Martin Drake is a world-renowned artist, celebrated for his work as a sculptor of mostly abstract pieces. As a result of his fame, he leads a life of indulgent prodigality in New York City, one as luxurious as it is obscene and empty. But despite his acclaim, he’s disgusted with his own life and believes himself a fraud who abandoned his artistic principles for commercial accomplishments. At yet another winning exhibition, billionaire Harry Banks offers him a strange proposition. In exchange for a whopping $1 million, Martin must accept a commission to produce a sculpture of the face of God for Father Manoel da Silva Teixeira, a priest who is a “devoted crusader for the underclass” in Brazil. Father Manoel is horrified—he sees Martin’s art as profane trash, a soulless exercise in adolescent sacrilege. As offended as Martin is by Father Manoel’s assessment—one shared by Harry—the sculptor accepts the commission for the sake of the money. Brewer sensitively depicts the opportunity for moral and artistic reform this gives Martin as well as the daunting difficulty of the sculpture itself: “Trying to display all that God was, in one certain form, would be like trying to capture the sea in a teardrop, but infinitely more difficult. The most gifted visionary would fall far short. God was beyond comprehension.”
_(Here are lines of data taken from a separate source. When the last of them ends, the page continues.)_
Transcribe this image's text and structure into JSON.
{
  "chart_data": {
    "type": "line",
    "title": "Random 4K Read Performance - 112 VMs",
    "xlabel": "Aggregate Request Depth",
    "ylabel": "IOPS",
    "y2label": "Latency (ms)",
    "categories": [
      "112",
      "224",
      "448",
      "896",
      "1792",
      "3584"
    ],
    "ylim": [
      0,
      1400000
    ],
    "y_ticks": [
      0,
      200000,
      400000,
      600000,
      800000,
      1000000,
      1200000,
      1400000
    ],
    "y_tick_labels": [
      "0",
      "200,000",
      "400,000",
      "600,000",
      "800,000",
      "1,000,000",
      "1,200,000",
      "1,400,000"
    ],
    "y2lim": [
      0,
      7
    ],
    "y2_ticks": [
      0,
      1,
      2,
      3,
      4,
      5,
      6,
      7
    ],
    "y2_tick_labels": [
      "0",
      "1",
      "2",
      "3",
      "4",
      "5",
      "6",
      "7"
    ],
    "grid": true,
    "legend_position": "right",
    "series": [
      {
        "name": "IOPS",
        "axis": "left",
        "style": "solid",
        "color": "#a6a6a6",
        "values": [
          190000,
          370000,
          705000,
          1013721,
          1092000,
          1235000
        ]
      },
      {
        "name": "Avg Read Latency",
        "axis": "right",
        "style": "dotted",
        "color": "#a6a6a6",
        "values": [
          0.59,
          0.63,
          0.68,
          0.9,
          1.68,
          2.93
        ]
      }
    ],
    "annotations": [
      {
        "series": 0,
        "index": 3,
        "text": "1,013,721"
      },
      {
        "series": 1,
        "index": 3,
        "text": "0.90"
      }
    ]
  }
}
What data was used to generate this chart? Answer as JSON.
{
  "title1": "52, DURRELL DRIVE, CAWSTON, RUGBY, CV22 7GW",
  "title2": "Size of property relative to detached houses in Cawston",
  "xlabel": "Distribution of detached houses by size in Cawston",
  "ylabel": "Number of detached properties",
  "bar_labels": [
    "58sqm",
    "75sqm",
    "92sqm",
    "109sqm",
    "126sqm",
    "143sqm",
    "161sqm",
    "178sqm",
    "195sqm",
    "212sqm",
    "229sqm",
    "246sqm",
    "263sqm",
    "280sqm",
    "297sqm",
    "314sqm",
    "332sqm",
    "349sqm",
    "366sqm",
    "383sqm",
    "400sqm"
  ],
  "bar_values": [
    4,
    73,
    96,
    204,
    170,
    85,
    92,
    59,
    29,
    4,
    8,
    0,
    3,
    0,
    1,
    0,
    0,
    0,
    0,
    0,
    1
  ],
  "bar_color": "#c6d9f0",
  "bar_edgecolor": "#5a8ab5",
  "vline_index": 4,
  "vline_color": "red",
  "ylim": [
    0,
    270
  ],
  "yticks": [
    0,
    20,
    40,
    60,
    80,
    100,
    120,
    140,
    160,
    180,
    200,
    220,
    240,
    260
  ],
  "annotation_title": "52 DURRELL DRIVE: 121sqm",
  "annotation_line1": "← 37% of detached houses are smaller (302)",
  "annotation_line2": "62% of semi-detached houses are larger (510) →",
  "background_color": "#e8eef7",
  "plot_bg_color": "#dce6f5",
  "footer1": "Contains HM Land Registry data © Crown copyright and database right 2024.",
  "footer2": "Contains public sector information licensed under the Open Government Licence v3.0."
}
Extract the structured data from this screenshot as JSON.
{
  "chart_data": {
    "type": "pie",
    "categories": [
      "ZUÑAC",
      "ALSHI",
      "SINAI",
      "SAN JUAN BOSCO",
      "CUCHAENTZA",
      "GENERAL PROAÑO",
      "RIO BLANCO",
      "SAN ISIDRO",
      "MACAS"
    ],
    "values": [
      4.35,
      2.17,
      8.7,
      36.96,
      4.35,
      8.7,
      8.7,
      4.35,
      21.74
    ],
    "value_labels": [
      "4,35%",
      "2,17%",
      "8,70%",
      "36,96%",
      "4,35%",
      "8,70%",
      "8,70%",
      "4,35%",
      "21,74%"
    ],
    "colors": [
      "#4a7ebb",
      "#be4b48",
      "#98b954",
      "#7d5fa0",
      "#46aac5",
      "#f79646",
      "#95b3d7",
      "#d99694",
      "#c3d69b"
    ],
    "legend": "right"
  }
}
The author delicately limns Martin’s downward spiral into a life of ignoble dissipation, one marked by extraordinary self-debasement as well as the terrible loss of love. And Father Manoel is presented as much more than “a Bible-thumping Amazonian.” The priest astutely sees, under a surface of artistic debauchery, a deep reserve of genuine potential in Martin’s work: “They were grotesque, and clearly they were manifestations of an angry psyche straining for truth ever-further in the wrong direction. But there was something else to those bronzes: although they were ugly and malformed, they showed something more—a tremendous raw talent.” Still, Brewer’s story is far too condensed—under 250 pages—to have time to develop Martin’s reversal of character, a metamorphosis that is delivered too quickly and is therefore as implausible as his commission. Especially given the depths of Martin’s moral depravity—depths deftly, affectingly described by the author—readers are led to expect a tougher slog toward enlightenment. In addition, Brewer’s writing can mix florid overstatement with shopworn clichés. Consider this depiction of one of Martin’s sculptures: “Etched with the beauty and wisdom of the ages, glowing with a power beyond the realm of understanding, it was he himself that stared back.” Nevertheless, the author provides an intriguing critique of the contemporary art world—subsumed by money and careerism, it conflates the ostentatiously reprobate with edgy creativity. Furthermore, Brewer manages to pull off a difficult trick—he has composed a deeply religious novel that wears its spirituality lightly. While the book revolves around the redemptive powers promised by a submission to God, it avoids tendentious sermonizing.
A thoughtful, engaging meditation on the intersection of artistic and spiritual integrity.